EU Commission adopts new rules on wholesale electricity and gas trading

Oct 10, 2011 12:00 AM

The EU has adopted new stringent rules on wholesale energy trading. The main objective is to prevent use of insider information and other forms of market abuse which distort wholesale energy prices and normally mean that businesses and consumers pay more for their energy than they need.
The new law will enter into force by the end of this year. For the first time energy trading will be screened at EU level to uncover abuses. National authorities in Member States will put in place penalties to help stop and prevent market manipulation.

EU Energy Commissioner Günther Oettinger said: "Today is an important milestone in the development of the internal market. The new trading rules will contribute to fair energy prices”.
“Moreover, by improving market transparency and integrity, we also build confidence of all market participants in the good functioning of the internal market. This will foster competition and ensure that consumers will always get the best deal."

Background
There are several hundreds of companies involved in wholesale electricity and gas trade in Europe and up to 10,000 transactions take place every day.
In energy, more than in other sectors, market prices are highly sensitive to the availability of production and transmission capacities. This is due to the fact that electricity cannot be stored on an industrial scale. For this reason prices can be influenced easily by creating a false impression about the availability of capacities or indeed by reducing actual production.

Europe's wholesale energy markets are also increasingly cross-border in nature. Price setting occurs through the interaction of supply and demand across national boundaries. Besides, transactions are frequently concluded outside the country to which the trades relate.
All of this creates ways of market abuse transcending national borders. As until now regulators in Member States have not had access to all the data on cross-border transactions, it has been difficult to understand what has been going on in these markets and effectively detect abuse.

The regulation aims to put an end to this situation. It will apply to all wholesale electricity and gas trades in the EU, including contracts for the transportation of these goods to customers.
The regulation also sets out a system of detection of market abuse and foresees penalties in case rules are not respected.
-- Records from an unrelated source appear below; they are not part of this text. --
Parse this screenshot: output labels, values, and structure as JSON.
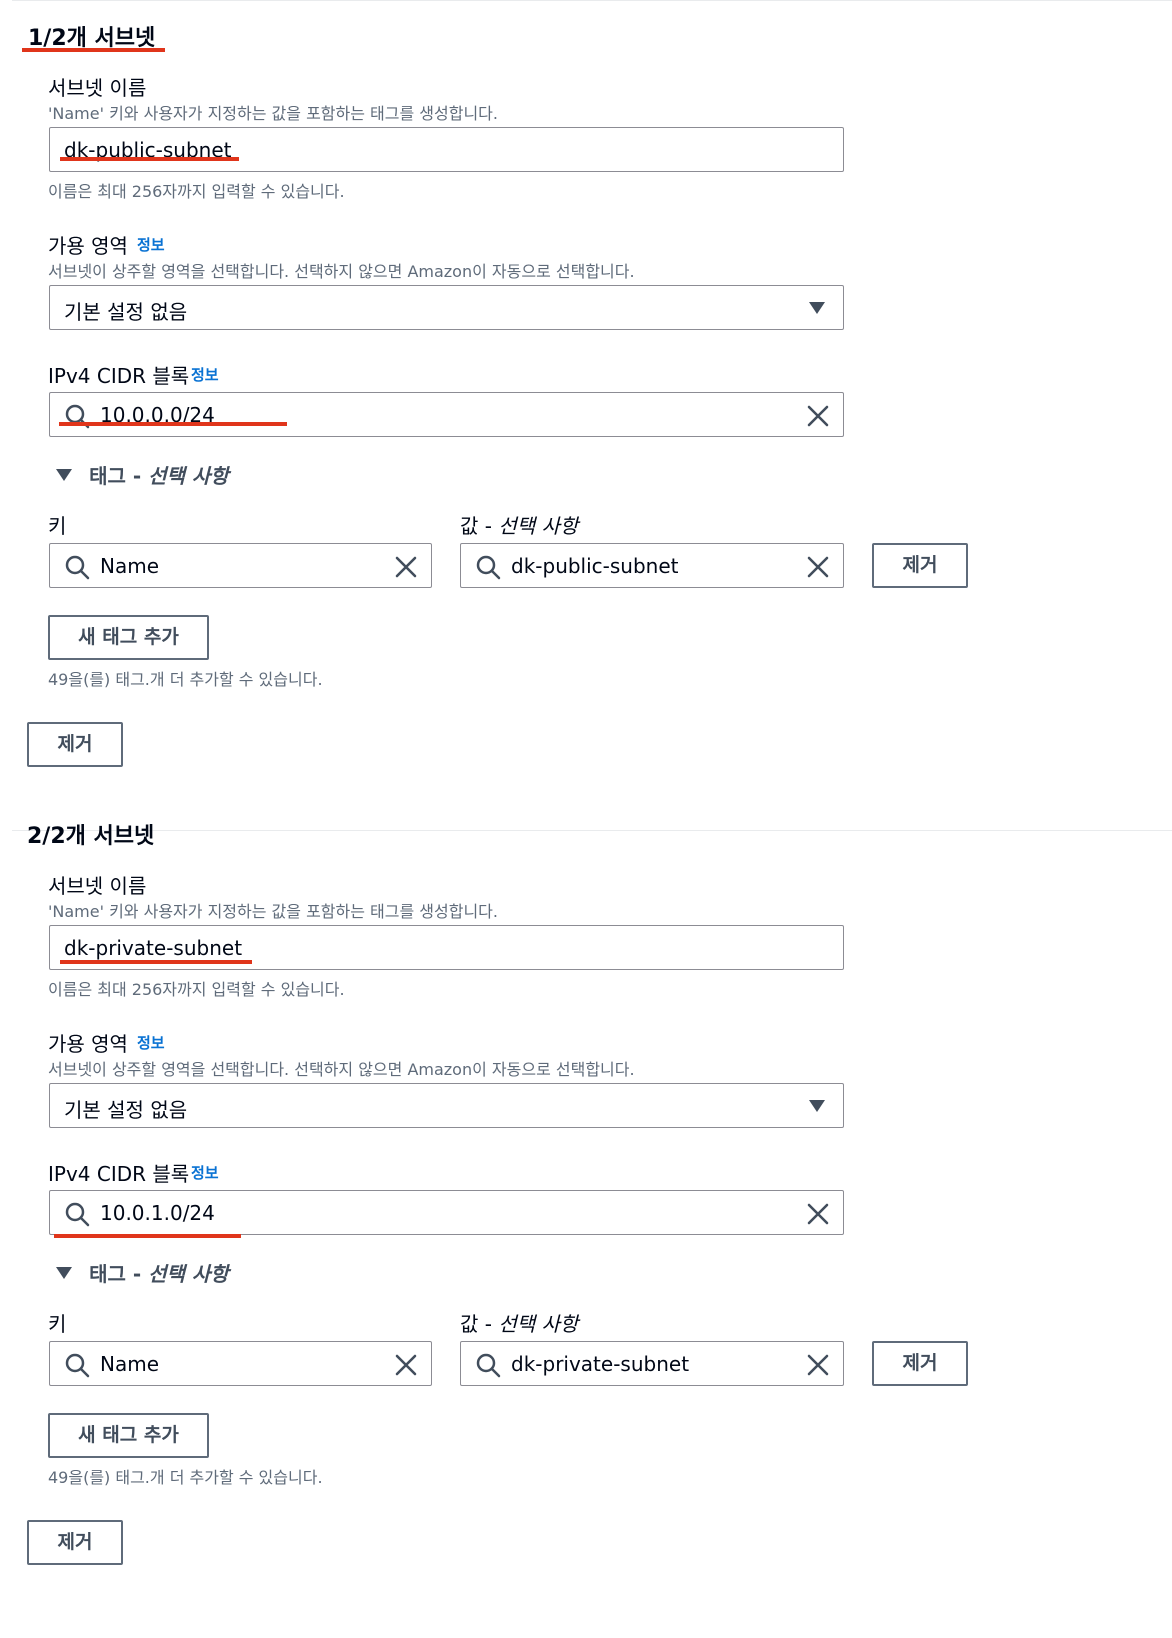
{
  "subnets": [
    {
      "title": "1/2개 서브넷",
      "name_label": "서브넷 이름",
      "name_desc": "'Name' 키와 사용자가 지정하는 값을 포함하는 태그를 생성합니다.",
      "name_value": "dk-public-subnet",
      "name_hint": "이름은 최대 256자까지 입력할 수 있습니다.",
      "az_label": "가용 영역",
      "az_info": "정보",
      "az_desc": "서브넷이 상주할 영역을 선택합니다. 선택하지 않으면 Amazon이 자동으로 선택합니다.",
      "az_value": "기본 설정 없음",
      "cidr_label": "IPv4 CIDR 블록",
      "cidr_info": "정보",
      "cidr_value": "10.0.0.0/24",
      "tags_toggle_prefix": "태그 - ",
      "tags_toggle_optional": "선택 사항",
      "key_label": "키",
      "value_label_prefix": "값 - ",
      "value_label_optional": "선택 사항",
      "tag_key": "Name",
      "tag_value": "dk-public-subnet",
      "remove_tag_label": "제거",
      "add_tag_label": "새 태그 추가",
      "tags_remaining": "49을(를) 태그.개 더 추가할 수 있습니다.",
      "remove_subnet_label": "제거"
    },
    {
      "title": "2/2개 서브넷",
      "name_label": "서브넷 이름",
      "name_desc": "'Name' 키와 사용자가 지정하는 값을 포함하는 태그를 생성합니다.",
      "name_value": "dk-private-subnet",
      "name_hint": "이름은 최대 256자까지 입력할 수 있습니다.",
      "az_label": "가용 영역",
      "az_info": "정보",
      "az_desc": "서브넷이 상주할 영역을 선택합니다. 선택하지 않으면 Amazon이 자동으로 선택합니다.",
      "az_value": "기본 설정 없음",
      "cidr_label": "IPv4 CIDR 블록",
      "cidr_info": "정보",
      "cidr_value": "10.0.1.0/24",
      "tags_toggle_prefix": "태그 - ",
      "tags_toggle_optional": "선택 사항",
      "key_label": "키",
      "value_label_prefix": "값 - ",
      "value_label_optional": "선택 사항",
      "tag_key": "Name",
      "tag_value": "dk-private-subnet",
      "remove_tag_label": "제거",
      "add_tag_label": "새 태그 추가",
      "tags_remaining": "49을(를) 태그.개 더 추가할 수 있습니다.",
      "remove_subnet_label": "제거"
    }
  ],
  "colors": {
    "annotation_red": "#e0351b",
    "link_blue": "#0972d3",
    "border_gray": "#8c8c94"
  }
}
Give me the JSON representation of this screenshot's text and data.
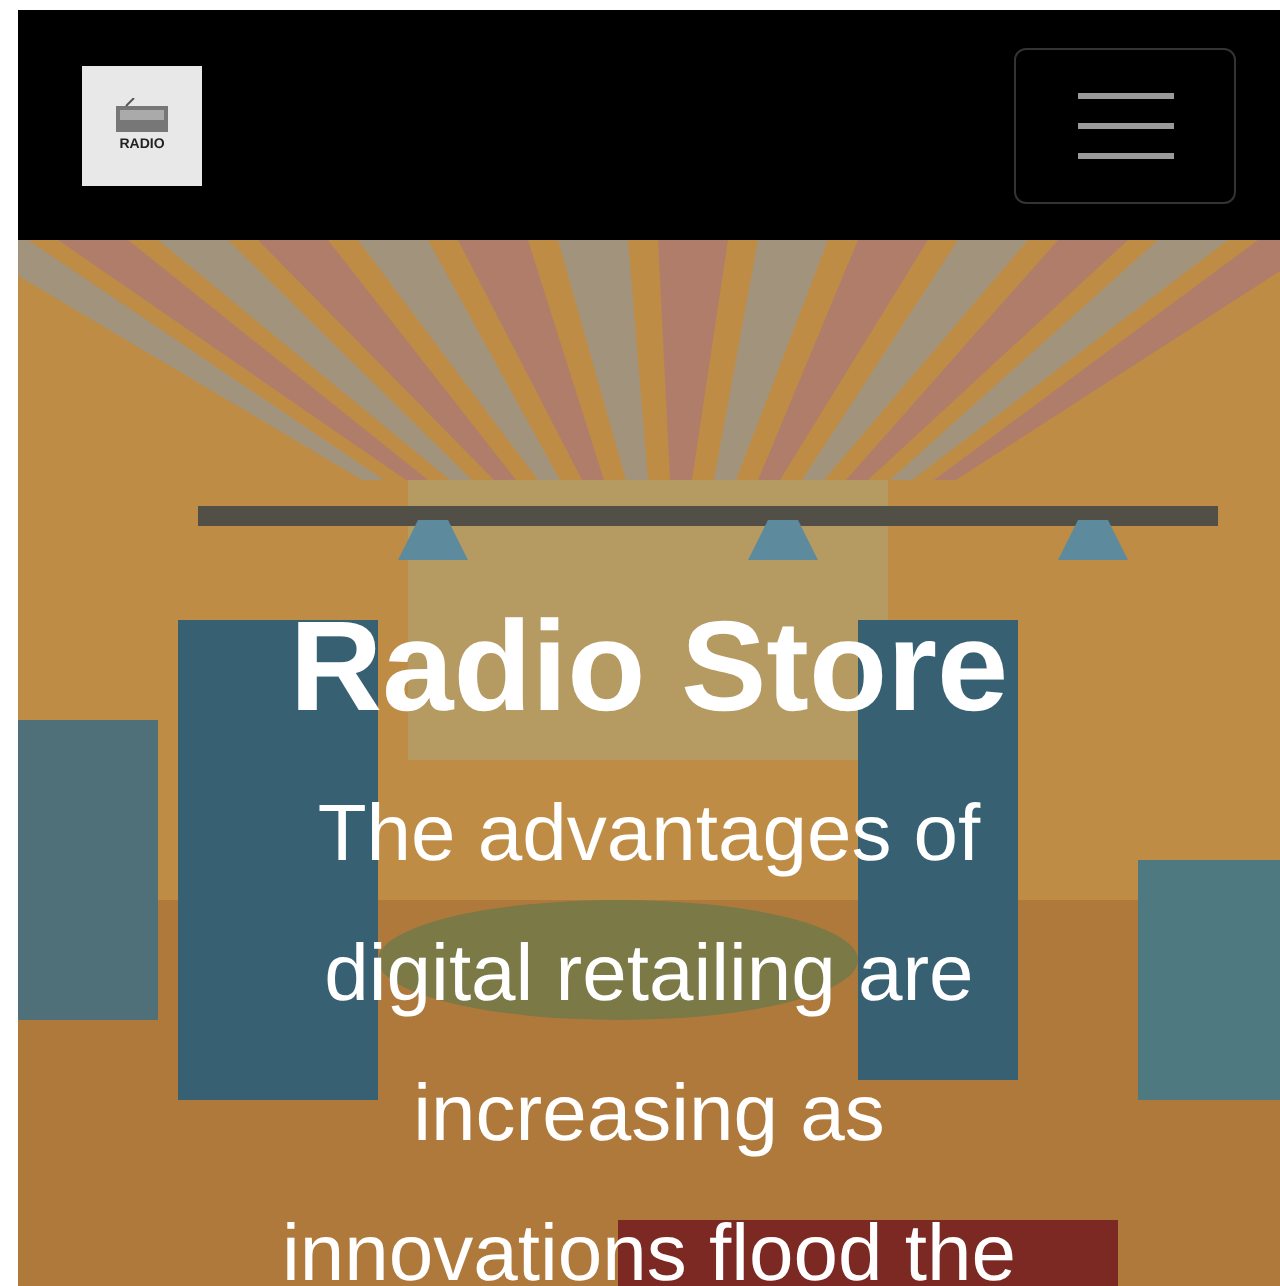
{
  "navbar": {
    "logo_text": "RADIO"
  },
  "hero": {
    "title": "Radio Store",
    "lines": [
      "The advantages of",
      "digital retailing are",
      "increasing as",
      "innovations flood the"
    ]
  }
}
In particular, the regulation:

  • prohibits use of inside information when selling or buying at wholesale energy markets. Exclusive and price-sensitive information should be disclosed before trades can take place.
  • outlaws manipulative transactions or the spreading of incorrect information that give false or misleading signals about the supply, demand or prices.
  • obliges energy traders to report their transactions to the Agency for the Cooperation of Energy Regulators (ACER), either directly or through a third party (e.g. a broker or trade reporting system). These data include the price, volumes, date and time of the transaction, the name of the seller and the buyer and the beneficiary. This particular obligation will become applicable with an implementing Regulation, which will be developed in the months to come and will clarify the exact details of the data to be passed on.
  • makes (ACER) responsible for independent monitoring of all the trades and checking whether rules are followed. On the basis of the data received, ACER will be able to conduct its own analysis. Once its initial assessment confirms a suspicion of market abuse, it will request national regulators to investigate the case on the spot. In case of cross-border manipulations it will also coordinate the investigations. Once regulators establish a breach of rules they will apply appropriate penalties which have to reflect the damage caused to consumers.


All these measures were already part of the Commission's proposal, except the EU register which aims to increase transparency by identifying the market players active on the market and the reference that penalties need to reflect the damage caused to consumers. Both will help to enforce the aim of our regulation.
The Commission proposed a regulation on energy market integrity and transparency on 8 December 2010. The text was adopted in the first reading by the European Parliament on 14 September 2011. The regulation has now been adopted by the Council and will be soon published in the Official Journal.